A customer support issue from decades ago remains fresh in Bernd Hesse’s mind. He saw first-hand at Raynet that it was not possible to implement a physical upgrade to the optical last-mile network without significant service disruption. In the above interview, filmed at FBA’s Fiber Connect 2023, he contends that this issue remains.
Like his past efforts, with groups such as the NGPON2 Forum and the WDM PON Forum, Hesse’s solution is to bring the industry together to focus on this issue. The starting point is a LinkedIn group, Open ODN. Hesse, who is also the Chief Marketing Officer for the Broadband Forum, is calling on vendors, operators, and engineering companies to be part of this online forum.
Hesse’s aspiration for this group is, “The goal is to offer any service in the future without downtime on existing services.”

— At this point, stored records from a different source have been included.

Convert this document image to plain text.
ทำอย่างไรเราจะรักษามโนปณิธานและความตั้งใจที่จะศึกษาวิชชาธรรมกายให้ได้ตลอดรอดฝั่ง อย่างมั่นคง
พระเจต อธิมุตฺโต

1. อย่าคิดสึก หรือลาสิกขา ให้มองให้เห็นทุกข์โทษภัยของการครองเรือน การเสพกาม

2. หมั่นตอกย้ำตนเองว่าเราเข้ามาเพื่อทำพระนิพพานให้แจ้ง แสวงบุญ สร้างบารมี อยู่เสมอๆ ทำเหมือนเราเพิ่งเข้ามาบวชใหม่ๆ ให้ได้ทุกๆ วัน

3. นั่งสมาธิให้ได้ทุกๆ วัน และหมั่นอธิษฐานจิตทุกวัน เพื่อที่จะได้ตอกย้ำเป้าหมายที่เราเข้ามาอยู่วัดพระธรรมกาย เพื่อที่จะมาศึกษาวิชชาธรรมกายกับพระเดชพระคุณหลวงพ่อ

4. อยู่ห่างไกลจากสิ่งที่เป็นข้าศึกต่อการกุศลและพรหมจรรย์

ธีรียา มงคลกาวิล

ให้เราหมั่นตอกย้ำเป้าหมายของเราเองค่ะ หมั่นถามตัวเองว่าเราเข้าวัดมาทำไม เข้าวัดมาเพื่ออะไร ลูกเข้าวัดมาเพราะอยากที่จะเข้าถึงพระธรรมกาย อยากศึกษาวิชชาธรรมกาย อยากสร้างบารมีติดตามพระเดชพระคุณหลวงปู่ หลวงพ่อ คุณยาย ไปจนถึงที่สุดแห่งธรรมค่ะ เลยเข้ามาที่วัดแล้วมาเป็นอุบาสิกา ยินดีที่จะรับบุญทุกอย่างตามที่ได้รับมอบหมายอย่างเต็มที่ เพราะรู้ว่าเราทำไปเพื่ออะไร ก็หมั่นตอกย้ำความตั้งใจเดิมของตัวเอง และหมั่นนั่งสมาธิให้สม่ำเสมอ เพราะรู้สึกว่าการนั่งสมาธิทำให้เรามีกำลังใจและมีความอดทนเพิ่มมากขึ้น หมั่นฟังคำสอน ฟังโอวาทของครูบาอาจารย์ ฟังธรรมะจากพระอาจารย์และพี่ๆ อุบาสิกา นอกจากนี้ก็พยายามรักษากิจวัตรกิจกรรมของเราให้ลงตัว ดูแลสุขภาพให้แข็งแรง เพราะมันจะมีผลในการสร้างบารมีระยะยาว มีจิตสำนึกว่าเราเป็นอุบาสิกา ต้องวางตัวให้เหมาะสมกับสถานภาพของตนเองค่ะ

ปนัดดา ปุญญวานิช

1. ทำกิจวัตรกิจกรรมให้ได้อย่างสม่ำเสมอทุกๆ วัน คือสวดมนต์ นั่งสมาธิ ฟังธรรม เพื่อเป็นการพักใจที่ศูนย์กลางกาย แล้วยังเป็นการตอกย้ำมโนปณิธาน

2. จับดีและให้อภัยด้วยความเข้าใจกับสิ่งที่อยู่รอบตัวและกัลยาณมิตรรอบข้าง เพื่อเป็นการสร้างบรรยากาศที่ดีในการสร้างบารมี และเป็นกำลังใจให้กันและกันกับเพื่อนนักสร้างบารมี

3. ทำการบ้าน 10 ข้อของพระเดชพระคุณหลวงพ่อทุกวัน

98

That may seem like a high bar, but it wasn’t too long ago that the total bandwidth shared amongst 1,800+ customers would be less than what is considered broadband today.
- 00:23 – Bernd tells the story of how a FITL upgrade meant approximately 1,800 customers lost their POTS service, which was a big deal in the early 1990s.
- 01:17 – “The goal is to offer any service in the future without downtime on existing services.”
- 02:05 – This is like other industry forums that Hesse has started and helped grow.
- 02:48 – The forum is open to anyone interested in achieving the forum’s goal.
- Raynet was a pioneer in FITL (Fiber in the Loop) technologies. Raynet’s deployment with the Deutsche Telekom was the world’s first operational combined telephone and video fiber optic system for the local loop. Also known as Fiber to the Curb, the fiber would terminate near the subscriber into an Optical Network Unit (aka, Subscriber Interface Unit) which would have an interface to the copper and, in the case of the DT deployment, a coaxial network.
- This author had the pleasure of working at Raynet with Bernd.